The firm, which is headquartered in Atlanta, will report second-quarter earnings on Tuesday morning, before the market opens.

Analysts polled by Thomson Reuters forecast profits of $1.77 billion, with earnings per share (EPS) of $1.21 per share, a more than 19 percent increase over the same period last year. Quarterly revenue is expected to reach $21.8 billion, up 6 percent from last year.

In a research note last week, Barclays PLC (LON:BARC) analysts wrote that sales for the retailer are likely to grow by 5.5 percent, up from a 2.1 percent growth rate last year.

“We are still confident that the ongoing housing recovery, and to a lesser extent, Hurricane Sandy related-activity, likely provided support to same-store sales,” the note said.

Even mortgage interest rates, which have risen in recent weeks and topped 4.5 percent for 30-year fixed rates, have failed to dampen Home Depot’s continued growth, said the analysts.  

The company is closely monitoring the U.S. housing recovery and how that is boosting the size of its domestic market. In a July investor trip to Canada, the company noted in presentation materials that about 970,000 households were formed in the United States in 2012, versus an average of 700,000 annually from 2008 to 2011.

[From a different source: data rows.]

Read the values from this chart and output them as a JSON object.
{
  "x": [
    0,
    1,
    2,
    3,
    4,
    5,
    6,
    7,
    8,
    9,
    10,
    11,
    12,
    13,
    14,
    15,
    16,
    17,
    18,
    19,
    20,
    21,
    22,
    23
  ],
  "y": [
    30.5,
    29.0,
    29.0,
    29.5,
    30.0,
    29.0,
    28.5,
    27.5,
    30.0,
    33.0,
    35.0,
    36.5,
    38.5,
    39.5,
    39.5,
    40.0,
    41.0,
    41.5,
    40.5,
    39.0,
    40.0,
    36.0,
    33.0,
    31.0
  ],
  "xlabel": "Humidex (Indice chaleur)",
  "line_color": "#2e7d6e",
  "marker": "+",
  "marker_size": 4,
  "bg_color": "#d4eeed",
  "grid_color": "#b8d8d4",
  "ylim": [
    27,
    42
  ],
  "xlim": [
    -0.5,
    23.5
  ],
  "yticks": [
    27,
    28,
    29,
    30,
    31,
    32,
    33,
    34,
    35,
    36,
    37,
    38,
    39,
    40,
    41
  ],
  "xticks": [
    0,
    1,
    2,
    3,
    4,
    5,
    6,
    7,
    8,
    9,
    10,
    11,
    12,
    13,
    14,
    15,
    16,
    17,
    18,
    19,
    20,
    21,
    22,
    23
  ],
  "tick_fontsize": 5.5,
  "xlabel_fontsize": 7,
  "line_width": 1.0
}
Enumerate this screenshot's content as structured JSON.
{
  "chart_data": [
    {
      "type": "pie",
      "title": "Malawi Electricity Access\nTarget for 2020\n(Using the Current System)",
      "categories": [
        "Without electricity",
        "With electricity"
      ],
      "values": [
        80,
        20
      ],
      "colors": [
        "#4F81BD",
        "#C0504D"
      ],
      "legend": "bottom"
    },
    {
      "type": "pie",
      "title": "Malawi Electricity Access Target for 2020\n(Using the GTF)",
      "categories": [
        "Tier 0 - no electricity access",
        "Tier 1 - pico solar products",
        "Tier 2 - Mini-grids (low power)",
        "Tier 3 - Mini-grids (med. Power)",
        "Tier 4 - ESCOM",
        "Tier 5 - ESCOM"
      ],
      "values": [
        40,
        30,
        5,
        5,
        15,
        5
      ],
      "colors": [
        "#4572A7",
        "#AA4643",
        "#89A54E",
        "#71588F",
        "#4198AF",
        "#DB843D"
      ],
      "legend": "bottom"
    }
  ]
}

Besides stronger same-store sales from the housing recovery, the company is benefitting from efficiency gains. Morningstar (Nasdaq:MORN) analyst R.J. Hottovy said in his latest note that an ongoing overhaul of Home Depot’s supply chain will also make the firm more competitive, especially if the broader economy settles down in coming years.

“Home Depot’s reworked supply chain is still relatively new yet has shown early wins,” wrote Hottovy.

Home Depot announced few major initiatives in the second quarter and focused instead on improving its existing operations. Part of Home Depot’s continued restructuring, wrote Hottovy, involves catching up to rival Lowe’s Companies, Inc. (NYSE:LOW) strong distribution networks, supply chains and info tech infrastructure.

Recently, Home Depot said it was focusing on "optimizing our supply chain" with a "continued focus on disciplined capital allocation and expense control."

During 2012, the company grew its earnings per share by 21.5 percent. In the first quarter of this year Home Depot hiked its full-year 2013 sales and earnings guidance, and notched a strong quarterly EPS gain of 22 percent.